Eine paradoxe Situation, also der normalen Wirklichkeit trotzende und übersteigende Begebenheit, ist geschehen: Der Gekreuzigte und Tote ist auferstanden von den Toten; er lebt: An diesem Grab, an diesem Ort des Todes Jesu wird der Sieg des Lebens über den Tod erzählt. Hier zeigt Gott seine Allmacht. Er kann das Tote zum Leben erwecken. Gott hat Jesus Christus auferweckt von den Toten.
Und in unserem Glauben an Jesus Christus, an den der starb und der auferstand, mit unserer christlichen Hoffnung und auch mit unserer menschlichen Verzweiflung gehen wir davon aus, dass jeder Tod zu neuem Leben führt, dass der Tod nicht das letzte Wort Gottes ist, sondern, dass jeder Sterbende den Auferstanden von Angesicht zu Angesicht sehen wird, denn Jesus Christus selbst spricht:
„Ich bin die Auferstehung und das Leben.
Wer an mich glaubt, der wird leben, auch wenn er stirbt;
und wer da lebt und glaubt an mich, der wird nimmermehr sterben.“ (Joh 11,25f)

Liebe Schwestern und Brüder, das ist die Botschaft von Ostern.
Auferstehung und neues Leben sind die Geschenke Gottes an uns im Glauben. Jesus Christus ist im Glauben für uns auferstanden von den Toten. Und durch seine Auferstehung werden wir auch auferstehen von den Toten.
Ostern ist letztendlich das Fest der Allmacht Gottes, Ostern ist eine Umschreibung von dem, wer Gott ist.
Und so wie Maria getröstet und erleichtert vom Grab wegging, als sie den auferstanden Jesus erkannt hatte, als sie merkte, dass der Tod nicht das letzte Wort spricht, sondern die Liebe weitergeht. So können wir mit Bestimmtheit unsere verstorbenen Angehörigen getrost der Liebe und Barmherzigkeit Gottes anbefohlen wissen. Christi Vater ist auch unser Vater. Christi Gott ist durch Christus unser Gott.

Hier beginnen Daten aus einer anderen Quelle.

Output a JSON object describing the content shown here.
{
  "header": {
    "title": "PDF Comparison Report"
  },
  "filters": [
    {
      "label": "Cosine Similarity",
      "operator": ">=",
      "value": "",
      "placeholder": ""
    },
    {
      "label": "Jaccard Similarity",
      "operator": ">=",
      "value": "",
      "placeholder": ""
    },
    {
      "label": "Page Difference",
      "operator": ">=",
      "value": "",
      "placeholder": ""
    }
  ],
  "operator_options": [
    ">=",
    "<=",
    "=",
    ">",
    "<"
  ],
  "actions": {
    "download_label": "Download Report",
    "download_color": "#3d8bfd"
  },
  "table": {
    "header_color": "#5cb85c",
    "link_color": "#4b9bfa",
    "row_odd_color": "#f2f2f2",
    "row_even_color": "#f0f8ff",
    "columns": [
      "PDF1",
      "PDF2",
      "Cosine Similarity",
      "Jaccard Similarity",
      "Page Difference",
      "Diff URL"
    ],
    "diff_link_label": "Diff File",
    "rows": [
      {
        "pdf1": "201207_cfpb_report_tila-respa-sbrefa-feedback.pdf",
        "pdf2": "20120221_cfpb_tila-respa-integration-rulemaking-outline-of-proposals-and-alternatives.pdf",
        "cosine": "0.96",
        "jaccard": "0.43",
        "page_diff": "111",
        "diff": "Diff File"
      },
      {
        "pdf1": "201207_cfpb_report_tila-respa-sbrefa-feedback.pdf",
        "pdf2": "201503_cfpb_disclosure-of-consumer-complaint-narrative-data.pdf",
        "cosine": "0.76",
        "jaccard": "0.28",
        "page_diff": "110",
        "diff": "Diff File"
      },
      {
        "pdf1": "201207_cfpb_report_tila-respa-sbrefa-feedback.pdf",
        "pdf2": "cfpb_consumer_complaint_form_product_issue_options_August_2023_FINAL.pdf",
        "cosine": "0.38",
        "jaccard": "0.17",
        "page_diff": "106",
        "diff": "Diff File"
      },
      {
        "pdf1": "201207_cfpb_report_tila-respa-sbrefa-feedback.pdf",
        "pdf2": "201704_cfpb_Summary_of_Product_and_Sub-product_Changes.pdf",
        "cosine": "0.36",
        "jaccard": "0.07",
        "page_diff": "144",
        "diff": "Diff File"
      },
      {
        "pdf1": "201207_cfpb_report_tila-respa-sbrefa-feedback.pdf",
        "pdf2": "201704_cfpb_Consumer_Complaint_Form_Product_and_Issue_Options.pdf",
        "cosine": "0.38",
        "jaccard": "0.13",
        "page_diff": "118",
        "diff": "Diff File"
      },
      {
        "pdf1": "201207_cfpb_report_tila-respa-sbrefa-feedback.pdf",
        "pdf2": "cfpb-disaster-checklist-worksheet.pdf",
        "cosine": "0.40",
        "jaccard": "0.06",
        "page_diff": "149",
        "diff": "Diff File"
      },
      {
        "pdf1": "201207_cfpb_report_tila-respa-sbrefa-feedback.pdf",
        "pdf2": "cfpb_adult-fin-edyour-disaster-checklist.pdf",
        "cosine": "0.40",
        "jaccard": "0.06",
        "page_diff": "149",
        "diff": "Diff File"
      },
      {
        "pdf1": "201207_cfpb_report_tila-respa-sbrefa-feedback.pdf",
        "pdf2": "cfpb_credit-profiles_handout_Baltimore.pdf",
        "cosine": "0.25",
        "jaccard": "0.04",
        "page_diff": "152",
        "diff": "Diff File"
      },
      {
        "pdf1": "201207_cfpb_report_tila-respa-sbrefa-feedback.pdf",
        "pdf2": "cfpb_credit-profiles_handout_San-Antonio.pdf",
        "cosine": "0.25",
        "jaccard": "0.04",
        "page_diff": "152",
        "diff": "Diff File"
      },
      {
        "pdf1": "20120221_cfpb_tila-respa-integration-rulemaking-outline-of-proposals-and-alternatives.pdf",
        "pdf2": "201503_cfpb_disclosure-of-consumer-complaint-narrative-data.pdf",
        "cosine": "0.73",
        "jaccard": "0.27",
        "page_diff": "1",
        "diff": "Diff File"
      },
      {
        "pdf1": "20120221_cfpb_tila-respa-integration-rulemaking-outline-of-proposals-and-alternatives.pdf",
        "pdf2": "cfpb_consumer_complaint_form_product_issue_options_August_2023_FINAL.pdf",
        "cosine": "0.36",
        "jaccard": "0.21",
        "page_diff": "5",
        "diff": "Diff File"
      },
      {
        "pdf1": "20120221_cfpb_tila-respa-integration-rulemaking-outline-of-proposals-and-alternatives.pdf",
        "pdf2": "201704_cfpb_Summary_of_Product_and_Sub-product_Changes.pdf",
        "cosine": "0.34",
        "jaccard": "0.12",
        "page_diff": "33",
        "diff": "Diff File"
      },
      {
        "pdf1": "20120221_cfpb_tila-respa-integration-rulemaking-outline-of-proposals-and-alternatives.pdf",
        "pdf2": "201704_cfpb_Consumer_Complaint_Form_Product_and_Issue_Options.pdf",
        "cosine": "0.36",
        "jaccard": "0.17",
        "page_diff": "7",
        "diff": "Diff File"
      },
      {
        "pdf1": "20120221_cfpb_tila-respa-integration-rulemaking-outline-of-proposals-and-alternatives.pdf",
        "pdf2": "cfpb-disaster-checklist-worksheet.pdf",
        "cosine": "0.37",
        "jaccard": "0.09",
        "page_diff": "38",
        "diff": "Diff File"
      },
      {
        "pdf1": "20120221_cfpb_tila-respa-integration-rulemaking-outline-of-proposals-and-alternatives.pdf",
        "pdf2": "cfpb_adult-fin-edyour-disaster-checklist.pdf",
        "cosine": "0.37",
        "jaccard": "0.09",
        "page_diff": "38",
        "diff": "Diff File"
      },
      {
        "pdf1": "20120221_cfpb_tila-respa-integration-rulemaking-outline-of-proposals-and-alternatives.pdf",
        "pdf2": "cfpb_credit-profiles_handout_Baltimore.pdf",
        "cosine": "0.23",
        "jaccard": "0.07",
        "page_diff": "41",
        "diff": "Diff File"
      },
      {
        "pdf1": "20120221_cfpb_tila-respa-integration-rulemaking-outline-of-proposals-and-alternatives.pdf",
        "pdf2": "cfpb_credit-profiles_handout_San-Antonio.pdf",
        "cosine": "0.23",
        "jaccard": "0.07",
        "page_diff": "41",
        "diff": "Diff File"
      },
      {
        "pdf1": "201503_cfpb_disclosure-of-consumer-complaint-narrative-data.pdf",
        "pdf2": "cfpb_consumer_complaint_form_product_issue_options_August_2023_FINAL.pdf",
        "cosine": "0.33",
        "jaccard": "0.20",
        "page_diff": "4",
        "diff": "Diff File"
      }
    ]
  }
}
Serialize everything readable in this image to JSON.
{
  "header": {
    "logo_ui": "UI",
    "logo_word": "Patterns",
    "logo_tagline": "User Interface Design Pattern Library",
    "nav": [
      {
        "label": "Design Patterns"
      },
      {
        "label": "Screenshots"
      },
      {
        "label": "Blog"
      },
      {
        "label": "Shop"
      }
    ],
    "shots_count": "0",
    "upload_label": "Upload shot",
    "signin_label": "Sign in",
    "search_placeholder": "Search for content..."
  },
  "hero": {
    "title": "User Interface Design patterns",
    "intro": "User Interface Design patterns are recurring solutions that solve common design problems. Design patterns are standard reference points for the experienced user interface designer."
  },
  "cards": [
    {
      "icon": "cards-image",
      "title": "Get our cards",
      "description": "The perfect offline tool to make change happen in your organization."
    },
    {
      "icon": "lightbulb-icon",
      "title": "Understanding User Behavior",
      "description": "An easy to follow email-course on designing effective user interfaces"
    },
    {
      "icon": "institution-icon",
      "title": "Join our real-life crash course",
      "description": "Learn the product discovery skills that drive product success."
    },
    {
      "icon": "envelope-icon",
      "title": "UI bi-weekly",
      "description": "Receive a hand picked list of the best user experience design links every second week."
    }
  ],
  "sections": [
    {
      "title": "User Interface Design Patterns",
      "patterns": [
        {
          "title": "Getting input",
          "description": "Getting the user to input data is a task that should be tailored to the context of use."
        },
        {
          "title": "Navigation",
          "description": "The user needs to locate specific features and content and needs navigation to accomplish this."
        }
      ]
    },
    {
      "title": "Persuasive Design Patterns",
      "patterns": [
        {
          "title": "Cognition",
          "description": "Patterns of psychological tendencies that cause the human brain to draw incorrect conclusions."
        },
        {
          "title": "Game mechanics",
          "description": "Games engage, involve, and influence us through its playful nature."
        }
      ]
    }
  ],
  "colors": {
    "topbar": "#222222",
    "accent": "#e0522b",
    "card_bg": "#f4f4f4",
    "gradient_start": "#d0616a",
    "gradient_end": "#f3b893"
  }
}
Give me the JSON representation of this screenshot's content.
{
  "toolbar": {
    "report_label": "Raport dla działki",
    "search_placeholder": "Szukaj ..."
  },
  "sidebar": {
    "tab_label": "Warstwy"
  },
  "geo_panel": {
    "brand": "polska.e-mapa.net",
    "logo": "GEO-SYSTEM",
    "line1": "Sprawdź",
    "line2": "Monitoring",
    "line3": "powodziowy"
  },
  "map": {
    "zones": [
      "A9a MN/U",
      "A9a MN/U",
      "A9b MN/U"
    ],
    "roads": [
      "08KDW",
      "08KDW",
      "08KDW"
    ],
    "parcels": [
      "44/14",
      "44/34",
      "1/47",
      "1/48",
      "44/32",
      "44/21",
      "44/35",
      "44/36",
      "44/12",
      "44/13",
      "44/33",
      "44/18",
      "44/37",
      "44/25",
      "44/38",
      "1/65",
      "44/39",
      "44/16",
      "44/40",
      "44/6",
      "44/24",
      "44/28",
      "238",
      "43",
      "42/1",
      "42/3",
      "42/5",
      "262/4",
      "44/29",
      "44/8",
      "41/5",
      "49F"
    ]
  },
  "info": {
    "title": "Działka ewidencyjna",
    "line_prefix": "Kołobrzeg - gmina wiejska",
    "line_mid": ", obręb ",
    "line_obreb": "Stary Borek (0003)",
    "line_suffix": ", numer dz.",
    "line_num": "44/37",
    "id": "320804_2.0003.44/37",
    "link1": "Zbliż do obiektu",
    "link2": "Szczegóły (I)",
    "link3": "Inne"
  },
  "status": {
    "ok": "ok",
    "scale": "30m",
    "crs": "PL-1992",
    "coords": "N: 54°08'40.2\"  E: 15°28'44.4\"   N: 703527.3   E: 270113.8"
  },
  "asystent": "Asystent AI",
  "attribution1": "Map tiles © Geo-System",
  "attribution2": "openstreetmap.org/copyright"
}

Lernen können wir von Maria Magdalena, dass wir den toten und auferstandenen Jesus nicht festhalten können, so wie wir unsere gestorbenen Angehörigen nicht aufhalten konnten; auch wenn wir noch so inständig für sie gebetet haben. Hoffen und glauben können wir, dass der Auferstandene neues Leben bringt und Auferstehung ein anderer Zustand ist als unsere irdischen Verhältnisse. Gerade diese Hoffnung dürfen wir für unsern verstorbenen Angehörigen haben. Sie sind jetzt bei Gott.
Somit bleibt in dieser österlichen Zeit:
Die Auferstehung Christi und damit einhergehend die Auferstehung von den Toten, also unser aller zukünftige Auferstehung ist das mächtigste Heilsereignis des christlichen Glaubens. Gott zeigt dadurch seine Allmacht, in dem er uns im Tod und über den Tod hinaus das neue Leben schenkt. Gott vollendet unser Dasein, in dem er uns ein neues, ganz anderes Sein bei ihm schenkt.

Wenn Jesus davon spricht, dass er die Auferstehung und das Leben ist, dann meint dies: Im Glauben an Jesus Christus
geschieht Neuschöpfung, Versöhnung und Erlösung.
Von dieser Allmacht Gottes verkündet das Christentum, von dieser Macht zum Leben, trotz aller menschlichen Ohnmacht und allen Scheiterns.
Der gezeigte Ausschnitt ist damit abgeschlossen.